Paris Suspends Military Cooperation With Mali Until Getting ‘Guarantees’ on Civilian Power Transfer

The US began restricting its assistance to Bamako on May 26, just two days after then-Interim President Bah Ndaw, former Prime Minister Moctar Ouane, and former Defense Minister Souleymane Doucoure were arrested. As Sputnik has reported, African troops trained by US Africa Command have been behind at least seven successful coups in the 13 years since AFRICOM was founded in 2008.

While France and the US have paused their cooperation with Mali, a former colony of Paris, the European Union has not yet done so. EU foreign policy chief Josep Borrell said last week “let's see how things are going,” but noted he believed the situation in northern Mali would only worsen if the roughly 600 EU troops there withdrew.

France’s force in Mali is far larger: under the aegis of Operation Barkhane, Paris has roughly 5,100 troops spread across the Sahel in a War on Terror-style campaign against Islamist militants. The war began in Mali in 2013 as Operation Serval, when France sent a force at the request of the Malian government to beat back an uprising by Tuareg tribesmen that spread like wildfire in the wake of another coup d’etat in Bamako in 2012.

Like the US War on Terror, this campaign has seen civilians targeted on the assumption they are militants, with the situation made all the worse by denials from Paris. For example, an airstrike on the village of Bounti on January 3 was said by the French defense ministry to have killed 40 men from an “armed terrorist group,” but a United Nations investigation revealed the strike had hit a wedding reception and killed just 19 men, all of them unarmed. Another instance in March saw six teenagers who were bird hunting gunned down by a French aircraft near the village of Talataye, with Paris claiming the incident as a hit on “an armed terrorist group.”

Civilian Rule, But Not 'Islamist' Civilians

On Sunday, French President Emmanuel Macron said that if the recent coup took a turn toward “radical Islamism,” he would end military cooperation.

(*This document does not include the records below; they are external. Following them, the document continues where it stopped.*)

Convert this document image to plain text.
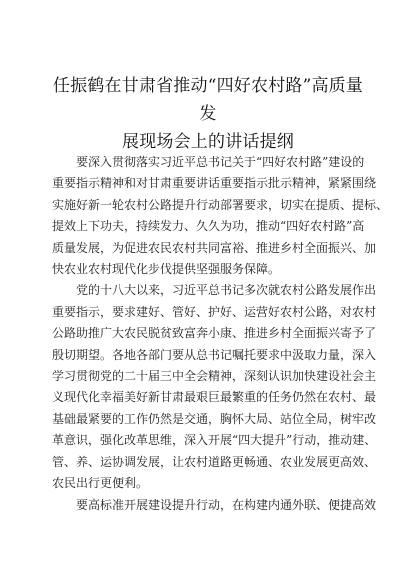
任振鹤在甘肃省推动“四好农村路”高质量发
展现场会上的讲话提纲

　　要深入贯彻落实习近平总书记关于“四好农村路”建设的
重要指示精神和对甘肃重要讲话重要指示批示精神，紧紧围绕
实施好新一轮农村公路提升行动部署要求，切实在提质、提标、
提效上下功夫，持续发力、久久为功，推动“四好农村路”高
质量发展，为促进农民农村共同富裕、推进乡村全面振兴、加
快农业农村现代化步伐提供坚强服务保障。

　　党的十八大以来，习近平总书记多次就农村公路发展作出
重要指示，要求建好、管好、护好、运营好农村公路，对农村
公路助推广大农民脱贫致富奔小康、推进乡村全面振兴寄予了
殷切期望。各地各部门要从总书记嘱托要求中汲取力量，深入
学习贯彻党的二十届三中全会精神，深刻认识加快建设社会主
义现代化幸福美好新甘肃最艰巨最繁重的任务仍然在农村、最
基础最紧要的工作仍然是交通，胸怀大局、站位全局，树牢改
革意识，强化改革思维，深入开展“四大提升”行动，推动建、
管、养、运协调发展，让农村道路更畅通、农业发展更高效、
农民出行更便利。

　　要高标准开展建设提升行动，在构建内通外联、便捷高效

“Today, this temptation is present in Mali. But if it goes in that direction, I’ll pull out,” he told Le Journal du Dimanche. “I stayed at the request of the countries, because I thought that exiting would be a destabilising factor. But the question is raised, and we’re not destined to stay there forever.”

The mass protest movement that weakened the administration of former President Ibrahim Boubacar Keita over the summer of 2020, paving the way for the August military coup that ousted him, yielded an umbrella party of opposition forces called the June 5 Movement - Gathering of Patriotic Forces (M5-RFP). The man who emerged as the leading voice of the movement, Imam Mahmoud Dicko, is a conservative Muslim scholar and the former head of Mali's High Islamic Council.

Paris Suspends Military Cooperation With Mali Until Getting ‘Guarantees’ on Civilian Power Transfer
However, Dicko and the M5-RFP as a whole have remained staunchly opposed to a military government, and since the coup have pressured Goita and the other colonels to give them a greater role in the government. When Ndaw yielded to this pressure and ousted two colonels as head of the defense and security ministries on May 24, Goita leaped into action and had him arrested just hours later.

On Tuesday, M5-RFP finally won a much-coveted position in the interim government when leader Choguel Maiga, who heads the Patriotic Movement for Renewal party and is a former minister of communications and trade, was appointed to be prime minister. However, M5-RFP still doesn’t hold a single ministry post in the interim government, which remains dominated by the military.